Attachments can be either special effects (like a bonus for the Lady’s boon in Lothlórien), armor, or weapons. And this is one of many places in which Walaszek said Fantasy Flight Interactive had to take the design of cards and modify them for digital user interfaces.

“There were three different types of attachments: special, armor, and weapon. You could see that within the deck builder, but you couldn’t within the game. We had these trait boxes already for characters, to say what race they were. We just put them on everything and put those types in there, so people could see that. That was based on community feedback,” he said.

Sauron’s countdown

You want to complete your objectives before Sauron gains enough power to pull off his conquest of Middle-earth. A red number on is his threat level, which comes from your cards. Walaszek’s deck started with 30 — Aragon carries a threat of 11, as he’s a major threat in the Dark Lord’s eyes (Frodo would carry a lower number, since he doesn’t see the hobbit as a threat until it’s almost too late). It increases every round as you accomplish your objectives. If the red number reaches 50, it’s game over. So it’s a race to beat Sauron.
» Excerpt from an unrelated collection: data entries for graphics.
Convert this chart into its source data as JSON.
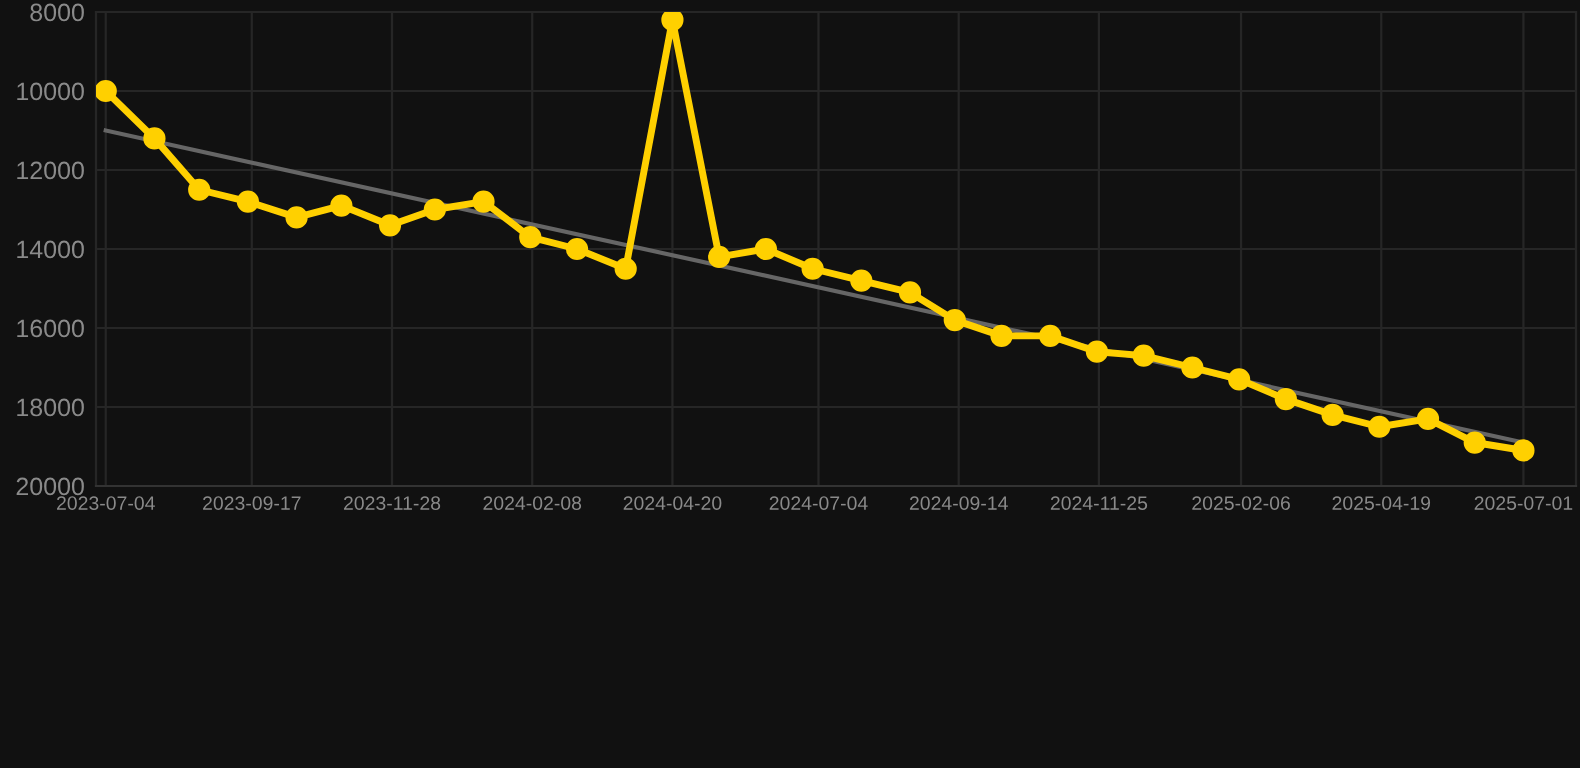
{
  "chart_data": {
    "type": "line",
    "x": [
      "2023-07-04",
      "2023-07-29",
      "2023-08-21",
      "2023-09-15",
      "2023-10-10",
      "2023-11-02",
      "2023-11-27",
      "2023-12-20",
      "2024-01-14",
      "2024-02-07",
      "2024-03-02",
      "2024-03-27",
      "2024-04-20",
      "2024-05-14",
      "2024-06-07",
      "2024-07-01",
      "2024-07-26",
      "2024-08-20",
      "2024-09-12",
      "2024-10-06",
      "2024-10-31",
      "2024-11-24",
      "2024-12-18",
      "2025-01-12",
      "2025-02-05",
      "2025-03-01",
      "2025-03-25",
      "2025-04-18",
      "2025-05-13",
      "2025-06-06",
      "2025-07-01"
    ],
    "series": [
      {
        "color": "#ffd000",
        "marker": "circle",
        "values": [
          10000,
          11200,
          12500,
          12800,
          13200,
          12900,
          13400,
          13000,
          12800,
          13700,
          14000,
          14500,
          8200,
          14200,
          14000,
          14500,
          14800,
          15100,
          15800,
          16200,
          16200,
          16600,
          16700,
          17000,
          17300,
          17800,
          18200,
          18500,
          18300,
          18900,
          19100
        ]
      },
      {
        "type": "line",
        "color": "#666666",
        "marker": "none",
        "x": [
          "2023-07-04",
          "2025-07-01"
        ],
        "values": [
          11000,
          18900
        ]
      }
    ],
    "xlim": [
      "2023-06-29",
      "2025-07-28"
    ],
    "xticks": [
      "2023-07-04",
      "2023-09-17",
      "2023-11-28",
      "2024-02-08",
      "2024-04-20",
      "2024-07-04",
      "2024-09-14",
      "2024-11-25",
      "2025-02-06",
      "2025-04-19",
      "2025-07-01"
    ],
    "ylim": [
      20000,
      8000
    ],
    "yticks": [
      8000,
      10000,
      12000,
      14000,
      16000,
      18000,
      20000
    ],
    "grid": true,
    "line_style": "solid"
  }
}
Though Walaszek said the Lord of Mordor’s forces end up killing you more often than dinging that 50. Willpower cards can also reduce this threat.

Sauron starts off stronger than your heroes with the opening hand. But Walaszek said as you play attachments and minions, you catch up to his starting board. “When you really start to lose control is around the start of round two, location two, the next location. As you continue to progress, damage persists. That’s when you start to lose pace with Sauron, I would say,” he said.

You fight against a range of evil humans, beasts, and, of course, orcs.

Into Mirkwood

Above: In Mirkwood, you get captured by spiders and must fight your way out. It’s a Middle-earth tradition.

Image Credit: Fantasy Flight Interactive

The storyline Walaszek showed off has the heroes carrying a message from King Brand of Dale to Grimbeorn, the descendant of the shapechanger Beorn from The Hobbit. (Fantasy Flight uses characters that might not have appeared in The Lord of the Rings proper but in its appendices and other Tolkien writings). You get lost in the dark wood, as one does, and in the second quest, “Flies and Spiders,” you wake up after being knocked out in the forest, wrapped in the silk prisons of the giant spiders (again, as one does in Mirkwood).

“This one is interesting because you only have one hero at the start. You have to save them by questing toward them,” Walaszek said. Just like when Bilbo saved his friends in The Hobbit, you start with just one hero. This again shows how the living card game’s narrative sticks to the spirit of Tolkien’s works.

We played the third quest, Lost in Mirkwood, which takes place after escaping the giant spiders. You’re lost again. It’s nighttime, and you have to find a way out. The heroes of this preconstructed deck are Aragon, Arwen, and Gimli. You have a mulligan phase, enabling you to tailor your opening hand to taking on the board state and your objectives. Completing one of these two goals sends you traveling to the next part of the storyline. “With these branching paths, because you’re running through the forest, you have to go immediately. You’re trying to escape as fast as possible,” Walaszek said.

Some card traits are similar to those in other games. Sentinel means you must attack those cards over others, like Taunt in Hearthstone. Pursuit is different — if foes with this trait survive, they follow you to the next location. Stalwart means a card isn’t exhausted when it attacks, giving it another chance to act. Pursuit offers an interesting strategic choice — do you let the foe live, not knowing what the next map will bring? Or do you expand resources to kill it?

And because you have one, or maybe more, heroes on the board, you have more flexibility with your mulligans. A bruiser like Gimli can attack, so you can discard a weak minion to look for other cards to give you a better power curve, or go for a low-cost but powerful attachment.

“Attachments are worth far more than they are in other card games. I’m not aggressively mulliganing to make sure I have a one or two cost ally to start the game. I have these heroes that can do something to the board,” Walaszek said.